Equal care not always preferred way to go
By Betsy Hart
I’m always curious when I find incredibly well educated, credentialed people, very often women, who think that women are really stupid.
So I marveled as I read this week’s New York Times cover story,
“When Mom and Dad Share it All” by Lisa Belkin. The bottom line? Truly evolved married couples split all childcare, household work, and paid work, equally. Period. That might not “work” for every couple, but it should be the high hope of all.
Literally.
Francine Deutsch, a psychology professor at Mount Holyoke College and author of “Halving it All: How Equally Shared Parenting Works,” believes, according to Belkin, that “equality in parenting should be every couple’s goal.” Equality being defined as equal time, sharing of tasks, etc.

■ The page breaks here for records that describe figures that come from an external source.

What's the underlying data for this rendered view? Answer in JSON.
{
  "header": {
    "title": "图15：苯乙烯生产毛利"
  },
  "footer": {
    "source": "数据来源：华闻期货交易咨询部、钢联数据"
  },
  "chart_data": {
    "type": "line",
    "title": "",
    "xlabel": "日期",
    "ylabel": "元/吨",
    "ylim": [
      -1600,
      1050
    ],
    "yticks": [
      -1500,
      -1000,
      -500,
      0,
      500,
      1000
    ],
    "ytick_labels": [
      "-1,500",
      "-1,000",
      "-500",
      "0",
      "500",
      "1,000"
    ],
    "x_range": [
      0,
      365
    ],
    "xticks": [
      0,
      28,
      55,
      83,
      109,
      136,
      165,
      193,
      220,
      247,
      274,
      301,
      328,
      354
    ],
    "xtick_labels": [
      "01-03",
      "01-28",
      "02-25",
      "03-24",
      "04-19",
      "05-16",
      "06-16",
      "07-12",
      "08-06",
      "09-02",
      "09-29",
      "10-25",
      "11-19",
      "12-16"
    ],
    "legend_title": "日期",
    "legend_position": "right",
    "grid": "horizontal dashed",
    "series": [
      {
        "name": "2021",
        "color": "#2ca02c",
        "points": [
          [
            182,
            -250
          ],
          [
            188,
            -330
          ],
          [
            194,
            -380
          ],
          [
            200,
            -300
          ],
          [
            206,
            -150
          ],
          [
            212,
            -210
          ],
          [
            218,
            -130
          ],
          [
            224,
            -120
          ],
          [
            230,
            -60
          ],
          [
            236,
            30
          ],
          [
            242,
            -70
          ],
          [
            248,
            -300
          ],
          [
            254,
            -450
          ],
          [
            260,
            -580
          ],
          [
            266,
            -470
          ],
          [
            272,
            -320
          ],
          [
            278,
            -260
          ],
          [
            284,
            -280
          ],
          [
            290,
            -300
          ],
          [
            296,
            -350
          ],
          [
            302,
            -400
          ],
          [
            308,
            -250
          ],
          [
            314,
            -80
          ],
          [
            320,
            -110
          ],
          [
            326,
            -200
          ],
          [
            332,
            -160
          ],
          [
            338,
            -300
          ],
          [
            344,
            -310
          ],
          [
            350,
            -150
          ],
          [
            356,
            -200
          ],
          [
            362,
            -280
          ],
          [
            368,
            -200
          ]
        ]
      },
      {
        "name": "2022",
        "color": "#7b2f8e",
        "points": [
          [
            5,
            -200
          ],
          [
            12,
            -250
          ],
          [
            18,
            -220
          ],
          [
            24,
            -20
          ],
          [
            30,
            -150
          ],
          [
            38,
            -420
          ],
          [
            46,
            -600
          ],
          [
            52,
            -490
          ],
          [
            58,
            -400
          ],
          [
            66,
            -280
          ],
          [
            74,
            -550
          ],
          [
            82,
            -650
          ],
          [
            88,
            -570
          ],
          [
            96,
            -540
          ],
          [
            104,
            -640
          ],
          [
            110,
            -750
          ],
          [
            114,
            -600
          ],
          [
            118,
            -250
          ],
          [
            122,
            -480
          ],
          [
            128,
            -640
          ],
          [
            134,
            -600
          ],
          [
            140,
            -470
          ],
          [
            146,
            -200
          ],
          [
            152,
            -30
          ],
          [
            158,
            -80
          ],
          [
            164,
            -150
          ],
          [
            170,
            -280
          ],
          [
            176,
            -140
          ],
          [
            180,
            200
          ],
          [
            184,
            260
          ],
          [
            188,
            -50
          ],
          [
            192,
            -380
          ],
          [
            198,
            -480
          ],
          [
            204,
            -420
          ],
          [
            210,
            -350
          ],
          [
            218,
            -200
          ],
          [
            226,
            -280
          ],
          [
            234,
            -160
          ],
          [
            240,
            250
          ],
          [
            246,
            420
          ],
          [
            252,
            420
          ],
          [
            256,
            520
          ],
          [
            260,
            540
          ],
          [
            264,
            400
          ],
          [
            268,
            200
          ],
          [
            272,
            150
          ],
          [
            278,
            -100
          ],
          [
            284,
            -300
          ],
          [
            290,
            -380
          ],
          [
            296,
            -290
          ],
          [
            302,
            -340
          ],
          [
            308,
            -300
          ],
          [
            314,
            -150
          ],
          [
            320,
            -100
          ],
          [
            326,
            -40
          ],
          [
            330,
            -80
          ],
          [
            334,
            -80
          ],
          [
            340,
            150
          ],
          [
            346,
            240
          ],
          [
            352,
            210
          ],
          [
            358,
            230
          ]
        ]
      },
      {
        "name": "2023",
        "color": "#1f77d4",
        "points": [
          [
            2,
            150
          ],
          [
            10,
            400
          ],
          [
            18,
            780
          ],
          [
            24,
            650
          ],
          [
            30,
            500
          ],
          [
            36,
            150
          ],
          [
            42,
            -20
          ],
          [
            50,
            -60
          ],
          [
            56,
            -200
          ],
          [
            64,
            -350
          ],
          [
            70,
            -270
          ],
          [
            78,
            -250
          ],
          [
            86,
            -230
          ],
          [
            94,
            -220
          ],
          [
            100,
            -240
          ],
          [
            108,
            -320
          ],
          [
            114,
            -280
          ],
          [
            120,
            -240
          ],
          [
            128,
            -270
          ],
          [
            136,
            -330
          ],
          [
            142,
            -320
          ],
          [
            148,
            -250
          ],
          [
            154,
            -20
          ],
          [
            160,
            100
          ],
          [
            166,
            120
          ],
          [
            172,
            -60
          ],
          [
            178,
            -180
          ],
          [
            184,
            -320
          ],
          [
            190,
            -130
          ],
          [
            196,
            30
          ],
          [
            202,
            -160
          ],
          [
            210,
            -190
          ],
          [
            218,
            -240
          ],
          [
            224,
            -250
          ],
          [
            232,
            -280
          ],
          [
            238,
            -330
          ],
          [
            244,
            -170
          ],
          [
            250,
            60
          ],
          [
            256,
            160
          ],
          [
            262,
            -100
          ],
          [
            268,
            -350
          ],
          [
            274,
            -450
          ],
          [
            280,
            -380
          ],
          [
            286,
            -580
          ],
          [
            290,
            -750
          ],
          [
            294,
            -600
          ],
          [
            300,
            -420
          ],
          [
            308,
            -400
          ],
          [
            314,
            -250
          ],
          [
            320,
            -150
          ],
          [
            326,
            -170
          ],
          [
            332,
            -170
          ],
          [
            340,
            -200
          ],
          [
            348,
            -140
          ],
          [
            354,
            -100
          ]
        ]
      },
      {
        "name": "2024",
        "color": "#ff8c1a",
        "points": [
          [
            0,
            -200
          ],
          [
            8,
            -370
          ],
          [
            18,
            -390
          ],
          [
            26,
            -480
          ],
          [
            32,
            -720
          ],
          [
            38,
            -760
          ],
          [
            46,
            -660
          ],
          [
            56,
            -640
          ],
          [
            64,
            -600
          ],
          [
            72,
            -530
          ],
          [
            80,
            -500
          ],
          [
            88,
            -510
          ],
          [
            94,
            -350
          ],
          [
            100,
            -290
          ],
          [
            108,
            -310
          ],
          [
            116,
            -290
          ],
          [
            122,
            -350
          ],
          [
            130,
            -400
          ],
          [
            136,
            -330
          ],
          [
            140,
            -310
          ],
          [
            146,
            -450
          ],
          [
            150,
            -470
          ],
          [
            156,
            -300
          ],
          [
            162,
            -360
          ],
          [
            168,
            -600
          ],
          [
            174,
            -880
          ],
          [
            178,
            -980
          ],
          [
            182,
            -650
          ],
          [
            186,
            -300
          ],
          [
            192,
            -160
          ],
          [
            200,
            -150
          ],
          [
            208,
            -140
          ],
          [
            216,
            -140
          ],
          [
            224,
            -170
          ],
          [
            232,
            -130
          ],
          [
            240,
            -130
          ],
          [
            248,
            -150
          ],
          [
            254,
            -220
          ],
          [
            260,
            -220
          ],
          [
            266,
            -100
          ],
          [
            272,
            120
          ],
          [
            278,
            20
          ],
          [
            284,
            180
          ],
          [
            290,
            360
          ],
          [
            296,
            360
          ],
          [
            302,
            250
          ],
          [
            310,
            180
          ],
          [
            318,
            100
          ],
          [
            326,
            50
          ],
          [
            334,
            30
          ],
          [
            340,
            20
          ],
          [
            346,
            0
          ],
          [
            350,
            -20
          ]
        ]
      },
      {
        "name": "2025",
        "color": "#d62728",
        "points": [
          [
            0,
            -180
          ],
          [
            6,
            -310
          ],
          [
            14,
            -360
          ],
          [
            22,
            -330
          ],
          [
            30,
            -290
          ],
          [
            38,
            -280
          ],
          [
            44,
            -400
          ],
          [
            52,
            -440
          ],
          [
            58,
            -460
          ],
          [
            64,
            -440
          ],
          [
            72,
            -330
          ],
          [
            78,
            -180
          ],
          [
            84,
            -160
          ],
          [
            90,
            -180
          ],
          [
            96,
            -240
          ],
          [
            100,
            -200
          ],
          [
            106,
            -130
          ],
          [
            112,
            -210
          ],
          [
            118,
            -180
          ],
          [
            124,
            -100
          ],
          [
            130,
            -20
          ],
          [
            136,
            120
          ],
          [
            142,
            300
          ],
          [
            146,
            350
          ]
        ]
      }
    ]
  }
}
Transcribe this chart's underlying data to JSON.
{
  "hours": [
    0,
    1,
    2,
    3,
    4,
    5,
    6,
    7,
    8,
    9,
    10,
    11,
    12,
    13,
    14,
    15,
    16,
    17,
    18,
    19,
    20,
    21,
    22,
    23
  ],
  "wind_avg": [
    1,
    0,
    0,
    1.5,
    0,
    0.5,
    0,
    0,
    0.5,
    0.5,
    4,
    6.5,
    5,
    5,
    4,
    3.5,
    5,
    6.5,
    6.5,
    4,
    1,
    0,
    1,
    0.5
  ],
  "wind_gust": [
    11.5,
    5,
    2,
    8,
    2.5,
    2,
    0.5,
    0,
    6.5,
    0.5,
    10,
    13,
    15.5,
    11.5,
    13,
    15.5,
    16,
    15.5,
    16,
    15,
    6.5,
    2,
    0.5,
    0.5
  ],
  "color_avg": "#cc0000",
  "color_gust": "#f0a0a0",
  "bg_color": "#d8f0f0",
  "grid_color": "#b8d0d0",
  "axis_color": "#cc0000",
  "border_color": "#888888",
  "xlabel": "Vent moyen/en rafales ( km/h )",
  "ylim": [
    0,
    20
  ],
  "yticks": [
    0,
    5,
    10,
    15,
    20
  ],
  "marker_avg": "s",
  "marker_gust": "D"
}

I asked a dear friend of mine, a married full-time mom of 5 whose husband is very involved in their family’s life and the chores it takes to keep it going, what she thought of the piece. What about literally, equally “sharing” everything, from paid work to childcare?
Her answer? “Are these people nuts — why would I want to do that?” Among other things, she fully admits she wants to be the one who is most responsible for her home and kids right now.
Apparently, my friend is SO unevolved.
Influence
Then again, responsibility confers influence. Is that really such a bad bargain? Like I said — we are not stupid.
(Oh, did I mention she has an engineering degree from one of America’s foremost engineering schools, and an MBA from one of its top business schools?)
Men are doing more around the home than 30 years ago, but Sampson Lee Blair, who studies the division of work in families, says that what’s amazing (read: horrifying) is that the ratio of work that men and women do when it comes to child care in particular has not changed much in 90 years.
Memo to Belkin, Blair, Deutsch and friends: I’m not suggesting that the division of labor isn’t a source of conflict in many homes, but we women are not stupid, and if we, en masse, actually wanted total and complete “equality” when it comes to dividing household and childcare chores, the situation would change.
No women in history have had the choices that middle and upper class American women do today. Work? Family? Both? High powered job or, far more likely, something that will free us up to take care of kids (i.e., it’s no accident most teachers are women), the choice, in the main, is ours.
Do you hear that? Choice. Gasp. And the vast majority of us who can afford to choose will choose to be the primary caretakers of our homes and families, particularly when our kids are young, and whether or not we work for pay, because that’s how we are wired and that is what we want to do. These things give us incredible satisfaction, whereas men are more wired to derive satisfaction and sense of worth from their paid work. (Does anybody really need a study to back this up, or can we all just offer a collective “duh?”)
I am all for women working for pay, by the way. I think when we women don’t do that at all we may pour too much of ourselves into our family life in a way that isn’t healthy. And I am REALLY all for guys helping out around the house and with the kids. More than anything, it’s a way for a man to be connected to and integrated into his family’s life.
(As a single mom of 4 who does it all the time, I personally think household help would be awesome.)
Figure it out
But mostly, I’m just for people figuring out, or trying to figure out, what works for them, and being allowed to choose what most of us are wired to choose without being condescended to by the elites and told our choices aren’t “enlightened.”
Of course, I can’t help but wonder what the elites would say to our friends across the pond that recently looked at the same issue, but from just a slightly different perspective. Forget the enlightened male. A few weeks ago, The Times (of London) on-line reported on a study focusing on married men. Pay attention, guys. The headline of the piece was directed to you: “If You Want More Sex, Do the Dishes.”
X Betsy Hart hosts the “It Takes a Parent” radio show on WYLL-AM 1160 in Chicago.